Occupied by outrage over arrests of journalists at protest events
Robert Stolarik, Julia C. Reinhart, John Bolger, Nathan Heustis, John Knefel, Jacob Roszak, Alisen Redmond, Judith Kim.
All of these journalists were doing their jobs on public sidewalks or streets when they were arrested or detained or harassed by police.
Two of them —Redmond and Kim — are scheduled to be tried in Atlanta City Court this Friday, Oct. 12, on misdemeanor “obstruction of traffic” charges. Both women are student journalists: Ms. Redmond at Kennesaw State University and Ms. Kim at Georgia State University.
Both were arrested last November while covering an Occupy Atlanta demonstration, apparently singled out by police while the two were taking photos and video of the protests alongside other journalists. They spent 14 hours in jail before being released.
SPJ, the National Press Photographers Association, the Student Press Law Center and others have sent letters to Atlanta officials condemning continued prosecution of this case and arguing that student journalists are no less journalists than those who work for the Atlanta Journal Constitution or CNN.
The arrest and lengthy detention of Redmond and Kim were outrageous enough, but to hold a dubious “obstruction of traffic” charge over their heads for nearly a year seems an abuse of prosecutorial privilege and authority.
Most of the other journalists I named above were arrested while covering the anniversary demonstrations of Occupy Wall Street in New York City in mid-September. You can read more about them in this Storify story. (Kudos to Josh Stearns of Free Press for all the works he’s done over the last year tracking these arrests.)
One — Stolarik, a New York Times photographer — was arrested in August in the Bronx while taking pictures of an arrest that was part of the NYPD’s controversial “stop-and-frisk” program. Charges of obstruction of governmental administration and resisting arrest remained lodged against Stolarik as of September 30, according to a letter to NYC Police Commissioner Raymond Kelly by NPPA general counsel Mickey Osterreicher.
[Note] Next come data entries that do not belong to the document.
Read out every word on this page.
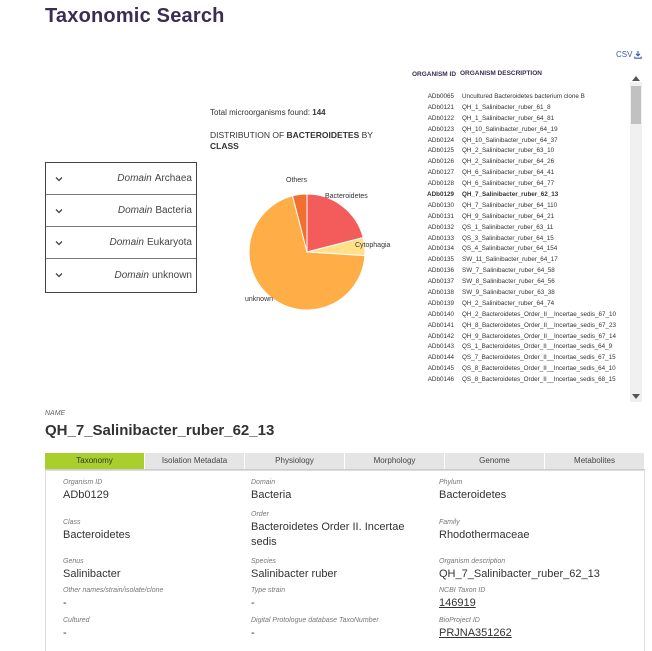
Taxonomic Search
CSV
Domain Archaea
Domain Bacteria
Domain Eukaryota
Domain unknown
Total microorganisms found: 144
DISTRIBUTION OF BACTEROIDETES BY CLASS
Bacteroidetes
Cytophagia
unknown
Others
ORGANISM ID ORGANISM DESCRIPTION
ADb0065	Uncultured Bacteroidetes bacterium clone B
ADb0121	QH_1_Salinibacter_ruber_61_8
ADb0122	QH_1_Salinibacter_ruber_64_81
ADb0123	QH_10_Salinibacter_ruber_64_19
ADb0124	QH_10_Salinibacter_ruber_64_37
ADb0125	QH_2_Salinibacter_ruber_63_10
ADb0126	QH_2_Salinibacter_ruber_64_26
ADb0127	QH_6_Salinibacter_ruber_64_41
ADb0128	QH_6_Salinibacter_ruber_64_77
ADb0129	QH_7_Salinibacter_ruber_62_13
ADb0130	QH_7_Salinibacter_ruber_64_110
ADb0131	QH_9_Salinibacter_ruber_64_21
ADb0132	QS_1_Salinibacter_ruber_63_11
ADb0133	QS_3_Salinibacter_ruber_64_15
ADb0134	QS_4_Salinibacter_ruber_64_154
ADb0135	SW_11_Salinibacter_ruber_64_17
ADb0136	SW_7_Salinibacter_ruber_64_58
ADb0137	SW_8_Salinibacter_ruber_64_56
ADb0138	SW_9_Salinibacter_ruber_63_38
ADb0139	QH_2_Salinibacter_ruber_64_74
ADb0140	QH_2_Bacteroidetes_Order_II__Incertae_sedis_67_10
ADb0141	QH_8_Bacteroidetes_Order_II__Incertae_sedis_67_23
ADb0142	QH_9_Bacteroidetes_Order_II__Incertae_sedis_67_14
ADb0143	QS_1_Bacteroidetes_Order_II__Incertae_sedis_64_9
ADb0144	QS_7_Bacteroidetes_Order_II__Incertae_sedis_67_15
ADb0145	QS_8_Bacteroidetes_Order_II__Incertae_sedis_64_10
ADb0146	QS_8_Bacteroidetes_Order_II__Incertae_sedis_68_15
NAME
QH_7_Salinibacter_ruber_62_13
Taxonomy	Isolation Metadata	Physiology	Morphology	Genome	Metabolites
Organism ID
ADb0129
Domain
Bacteria
Phylum
Bacteroidetes
Class
Bacteroidetes
Order
Bacteroidetes Order II. Incertae sedis
Family
Rhodothermaceae
Genus
Salinibacter
Species
Salinibacter ruber
Organism description
QH_7_Salinibacter_ruber_62_13
Other names/strain/isolate/clone
-
Type strain
-
NCBI Taxon ID
146919
Cultured
-
Digital Protologue database TaxoNumber
-
BioProject ID
PRJNA351262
The OWS anniversary arrests and the police assault on Stolarik indicate a ramped up police practice of preventing journalists from bearing public witness to public events — despite clear legal precedent that protects journalists who are observing and recording such events and despite an NYPD memo sent out after last year’s raid on Zucotti Park that reminded officers of the right of journalists to be present.
Although the NPPA and SPJ (through our local chapter, the New York Deadline Club) expressed dismay and concern over the NYPD’s actions against journalists last month, the groups extended an offer to Kelly to meet with him and his administrators “to improve police-press relations and to clarify the ability of credentialed and non-credentialed journalists to photograph and record on public streets without fear of intimidation and arrest,” as NPPA’s Osterreicher put it.
As of Oct. 10, NPPA and SPJ had not heard back from Kelly.